If you are using the standard docker compose developer setup, you can use
docker compose exec
to execute the commands in the container. The boefje and
normalizer containers use the same images and settings, so you can use both:
$ docker compose exec boefje ./tools/run_boefje.py ORGANIZATION_CODE BOEFJE_ID INPUT_OOI
For example:
$ docker compose exec boefje ./tools/run_boefje.py myorganization dns-records "Hostname|internet|example.com"

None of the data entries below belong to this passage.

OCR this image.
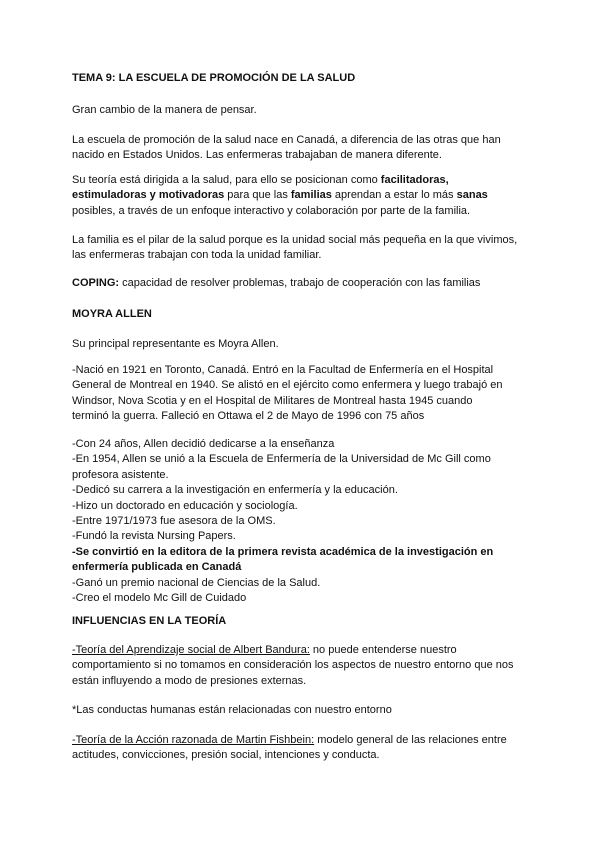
TEMA 9: LA ESCUELA DE PROMOCIÓN DE LA SALUD
Gran cambio de la manera de pensar.
La escuela de promoción de la salud nace en Canadá, a diferencia de las otras que han
nacido en Estados Unidos. Las enfermeras trabajaban de manera diferente.
Su teoría está dirigida a la salud, para ello se posicionan como facilitadoras,
estimuladoras y motivadoras para que las familias aprendan a estar lo más sanas
posibles, a través de un enfoque interactivo y colaboración por parte de la familia.
La familia es el pilar de la salud porque es la unidad social más pequeña en la que vivimos,
las enfermeras trabajan con toda la unidad familiar.
COPING: capacidad de resolver problemas, trabajo de cooperación con las familias
MOYRA ALLEN
Su principal representante es Moyra Allen.
-Nació en 1921 en Toronto, Canadá. Entró en la Facultad de Enfermería en el Hospital
General de Montreal en 1940. Se alistó en el ejército como enfermera y luego trabajó en
Windsor, Nova Scotia y en el Hospital de Militares de Montreal hasta 1945 cuando
terminó la guerra. Falleció en Ottawa el 2 de Mayo de 1996 con 75 años
-Con 24 años, Allen decidió dedicarse a la enseñanza
-En 1954, Allen se unió a la Escuela de Enfermería de la Universidad de Mc Gill como
profesora asistente.
-Dedicó su carrera a la investigación en enfermería y la educación.
-Hizo un doctorado en educación y sociología.
-Entre 1971/1973 fue asesora de la OMS.
-Fundó la revista Nursing Papers.
-Se convirtió en la editora de la primera revista académica de la investigación en
enfermería publicada en Canadá
-Ganó un premio nacional de Ciencias de la Salud.
-Creo el modelo Mc Gill de Cuidado
INFLUENCIAS EN LA TEORÍA
-Teoría del Aprendizaje social de Albert Bandura: no puede entenderse nuestro
comportamiento si no tomamos en consideración los aspectos de nuestro entorno que nos
están influyendo a modo de presiones externas.
*Las conductas humanas están relacionadas con nuestro entorno
-Teoría de la Acción razonada de Martin Fishbein: modelo general de las relaciones entre
actitudes, convicciones, presión social, intenciones y conducta.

$ docker compose exec boefje ./tools/show_raw.py --json 794986d7-cf39-4a2c-8bdf-17ae58f361ea
$ docker compose exec boefje ./tools/run_normalizer.py kat_dns_normalize 794986d7-cf39-4a2c-8bdf-17ae58f361ea
Boefje and normalizer structure
Each boefje and normalizer module is placed in boefjes/<module>
. A module’s main script is usually called main.py
,
and a normalizer is usually called normalize.py
, but it also may contain one or more normalizers.
A definition file with metadata about the boefje is called boefje.py
.
Here a Boefje
object that wraps this metadata is defined, as well as Normalizer
objects that can parse this Boefje’s output.
Each module may also have its own requirements.txt
file that lists dependencies not included in the base requirements.
Furthermore, you can add static data such as a cover and a description (markdown) to show up in Rocky’s KATalogus.
Example
$ tree boefjes/plugins/kat_dns
├── boefje.json
├── cover.jpg
├── description.md
├── __init__.py
├── main.py
├── normalize.py
├── normalizer.json
└── schema.json
Tests
To run the unit test suite, run:
$ python -m pytest
For the KATalogus integration tests, run:
$ make itest
To lint the code using pre-commit, run:
$ pre-commit run --all-files